Labour's targets pledge in five-year programme in Wales
- Published
First Minister Carwyn Jones says his programme for the Welsh Government will contain targets so that voters can judge his administration's performance.
Four-and-a-half months after May's assembly election, he will present his plans for how Labour will deliver its manifesto to the assembly on Tuesday.
Aides said the move would make the Welsh Government "more open and accountable".
The opposition accused Labour of taking too long to prepare the programme.
Policy areas will be accompanied by "indicators" with annual updates published to show whether the government is on course. But there will not be a timetable, officials said.
Speaking to the BBC at the Labour conference in Liverpool on Monday, Mr Jones said: "It will contain targets.
Headline pledges
"It will contain ways in which those targets can be measured because I want people in 2016 to look at that document and say: judge these people against what they've done, not what they said they'd do, but what they've done."

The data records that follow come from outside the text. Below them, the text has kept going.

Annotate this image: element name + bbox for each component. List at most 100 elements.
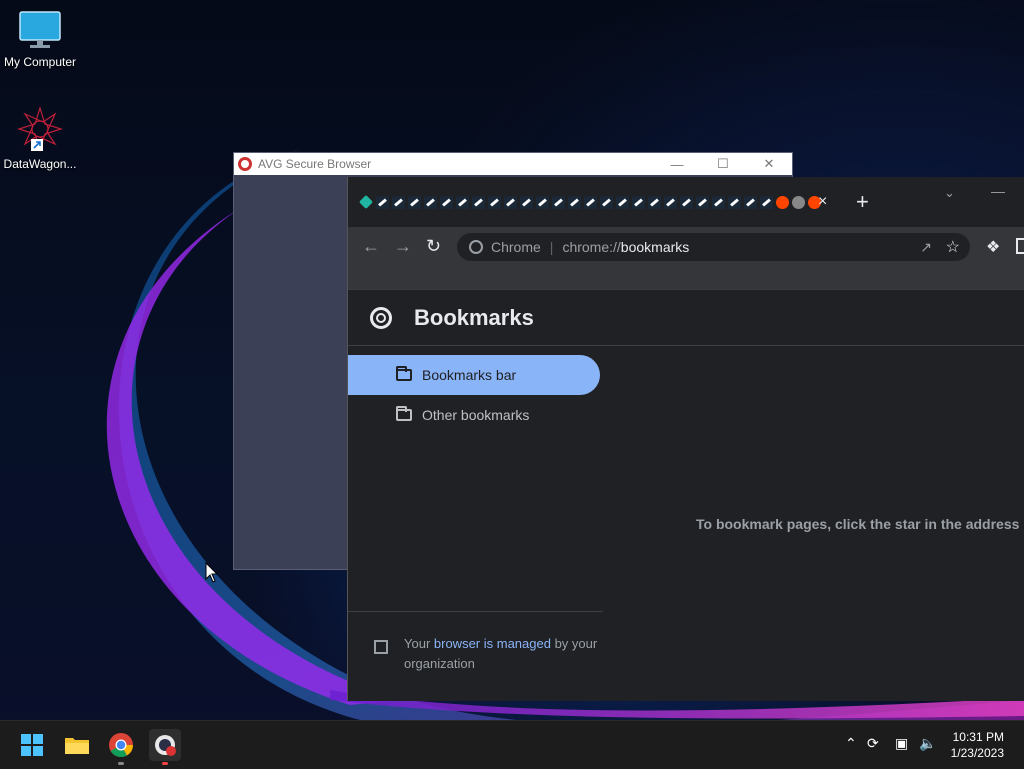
extensions-puzzle-icon[interactable]: ❖ <box>986 237 1000 257</box>
github-favicon-icon <box>791 195 805 209</box>
steam-favicon-icon <box>647 195 661 209</box>
chrome-icon <box>109 733 133 758</box>
url-prefix: chrome:// <box>562 239 621 255</box>
folder-other-bookmarks[interactable]: Other bookmarks <box>348 395 600 435</box>
browser-tab[interactable] <box>726 194 742 210</box>
sync-icon[interactable]: ⟳ <box>867 735 879 752</box>
network-icon[interactable]: ▣ <box>895 735 908 752</box>
clock[interactable]: 10:31 PM 1/23/2023 <box>951 729 1004 761</box>
window-minimize-button[interactable]: — <box>991 183 1005 199</box>
avg-window-title: AVG Secure Browser <box>258 157 372 171</box>
steam-favicon-icon <box>615 195 629 209</box>
maximize-button[interactable]: ☐ <box>700 153 746 175</box>
folder-bookmarks-bar[interactable]: Bookmarks bar <box>348 355 600 395</box>
page-title: Bookmarks <box>414 304 534 330</box>
browser-tab[interactable] <box>614 194 630 210</box>
steam-favicon-icon <box>599 195 613 209</box>
tab-search-chevron-icon[interactable]: ⌄ <box>944 185 955 201</box>
steam-favicon-icon <box>583 195 597 209</box>
start-button[interactable] <box>16 729 48 761</box>
avg-titlebar[interactable]: AVG Secure Browser — ☐ ✕ <box>234 153 792 175</box>
steam-favicon-icon <box>695 195 709 209</box>
desktop-icon-my-computer[interactable]: My Computer <box>0 10 80 69</box>
browser-tab[interactable] <box>358 194 374 210</box>
managed-link[interactable]: browser is managed <box>434 636 551 651</box>
steam-favicon-icon <box>519 195 533 209</box>
browser-tab[interactable] <box>710 194 726 210</box>
forward-arrow-icon[interactable]: → <box>394 236 412 257</box>
folder-icon <box>396 366 412 381</box>
browser-tab[interactable] <box>774 194 790 210</box>
desktop-icon-datawagon[interactable]: DataWagon... <box>0 105 80 171</box>
browser-tab[interactable] <box>486 194 502 210</box>
tab-list <box>358 194 822 210</box>
close-button[interactable]: ✕ <box>746 153 792 175</box>
side-panel-icon[interactable] <box>1016 238 1024 254</box>
show-hidden-icons-chevron-icon[interactable]: ⌃ <box>845 735 857 752</box>
file-explorer-button[interactable] <box>61 729 93 761</box>
browser-tab[interactable] <box>470 194 486 210</box>
taskbar: ⌃ ⟳ ▣ 🔈 10:31 PM 1/23/2023 <box>0 720 1024 769</box>
browser-tab[interactable] <box>438 194 454 210</box>
browser-tab[interactable] <box>598 194 614 210</box>
folder-icon <box>65 738 89 754</box>
chrome-window[interactable]: × + ⌄ — ← → ↻ Chrome | chrome:// bookmar… <box>347 177 1024 701</box>
reload-icon[interactable]: ↻ <box>426 236 441 257</box>
desktop-icon-label: My Computer <box>3 55 77 69</box>
browser-tab[interactable] <box>502 194 518 210</box>
steam-favicon-icon <box>631 195 645 209</box>
steam-favicon-icon <box>439 195 453 209</box>
browser-tab[interactable] <box>790 194 806 210</box>
chrome-site-icon <box>469 240 483 254</box>
monitor-icon <box>19 11 61 48</box>
mouse-cursor-icon <box>205 562 219 583</box>
steam-favicon-icon <box>407 195 421 209</box>
browser-tab[interactable] <box>630 194 646 210</box>
bookmark-star-icon[interactable]: ☆ <box>946 237 960 257</box>
browser-tab[interactable] <box>422 194 438 210</box>
browser-tab[interactable] <box>550 194 566 210</box>
browser-tab[interactable] <box>518 194 534 210</box>
address-separator: | <box>549 239 554 255</box>
running-indicator <box>162 762 168 765</box>
browser-tab[interactable] <box>662 194 678 210</box>
browser-tab[interactable] <box>566 194 582 210</box>
browser-tab[interactable] <box>582 194 598 210</box>
steam-favicon-icon <box>551 195 565 209</box>
address-bar[interactable]: Chrome | chrome:// bookmarks ↗ ☆ <box>457 233 970 261</box>
browser-tab[interactable] <box>374 194 390 210</box>
browser-toolbar: ← → ↻ Chrome | chrome:// bookmarks ↗ ☆ ❖ <box>348 227 1024 267</box>
new-tab-button[interactable]: + <box>856 189 869 215</box>
building-icon <box>374 640 388 654</box>
back-arrow-icon[interactable]: ← <box>362 236 380 257</box>
volume-icon[interactable]: 🔈 <box>919 735 936 752</box>
avg-taskbar-button[interactable] <box>149 729 181 765</box>
chrome-logo-icon <box>370 306 392 329</box>
tab-close-button[interactable]: × <box>818 193 827 211</box>
share-icon[interactable]: ↗ <box>920 239 932 256</box>
avg-browser-icon <box>155 735 176 756</box>
windows-logo-icon <box>21 734 43 756</box>
browser-tab[interactable] <box>390 194 406 210</box>
browser-tab[interactable] <box>646 194 662 210</box>
reddit-favicon-icon <box>775 195 789 209</box>
browser-tab[interactable] <box>534 194 550 210</box>
clock-date: 1/23/2023 <box>950 746 1004 760</box>
steam-favicon-icon <box>423 195 437 209</box>
chrome-taskbar-button[interactable] <box>105 729 137 765</box>
desktop-icon-label: DataWagon... <box>3 157 77 171</box>
browser-tab[interactable] <box>406 194 422 210</box>
site-label: Chrome <box>491 239 541 255</box>
browser-tab[interactable] <box>758 194 774 210</box>
steam-favicon-icon <box>535 195 549 209</box>
browser-tab[interactable] <box>694 194 710 210</box>
browser-tab[interactable] <box>454 194 470 210</box>
minimize-button[interactable]: — <box>654 153 700 175</box>
steam-favicon-icon <box>727 195 741 209</box>
folder-icon <box>396 406 412 421</box>
steam-favicon-icon <box>455 195 469 209</box>
browser-tab[interactable] <box>742 194 758 210</box>
browser-tab[interactable] <box>678 194 694 210</box>
folder-label: Bookmarks bar <box>422 367 517 383</box>
managed-notice: Your browser is managed by your organiza… <box>348 611 603 674</box>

Before May's election - when his party won exactly half the seats in the Senedd - Mr Jones said Labour would focus on delivery if it was returned to a fourth term in office.
The first minister has already outlined the legislation the Welsh Government intends to introduce during the course of the five-year term, with bills to create more cycling routes and to change the organ donation system.
Mr Jones told the Labour conference the five headline pledges of Labour's assembly election campaign would take centre stage.
They include a commitment to protect front-line spending on schools, easier access to GPs at weekends and evenings, and more apprenticeships and training.
Conservative assembly group leader Andrew RT Davies said Labour had shown "a clear inability to succeed" on health, education and the economy.
"It has failed to deliver over the last 10 years and there is no reason to believe this assembly term will be any different," he said.
Plaid Cymru AM Simon Thomas said publishing a programme would help the opposition scrutinise the minority government.
He said: "There will be times when we will work with the government when we believe it's on the right track, but we will also want to influence government plans when we think that that is appropriate."
Welsh Liberal Democrat leader Kirsty Williams said: "The best part of half a year has been wasted since Labour formed a government, but we are still no closer to understanding what Labour wishes to achieve in power."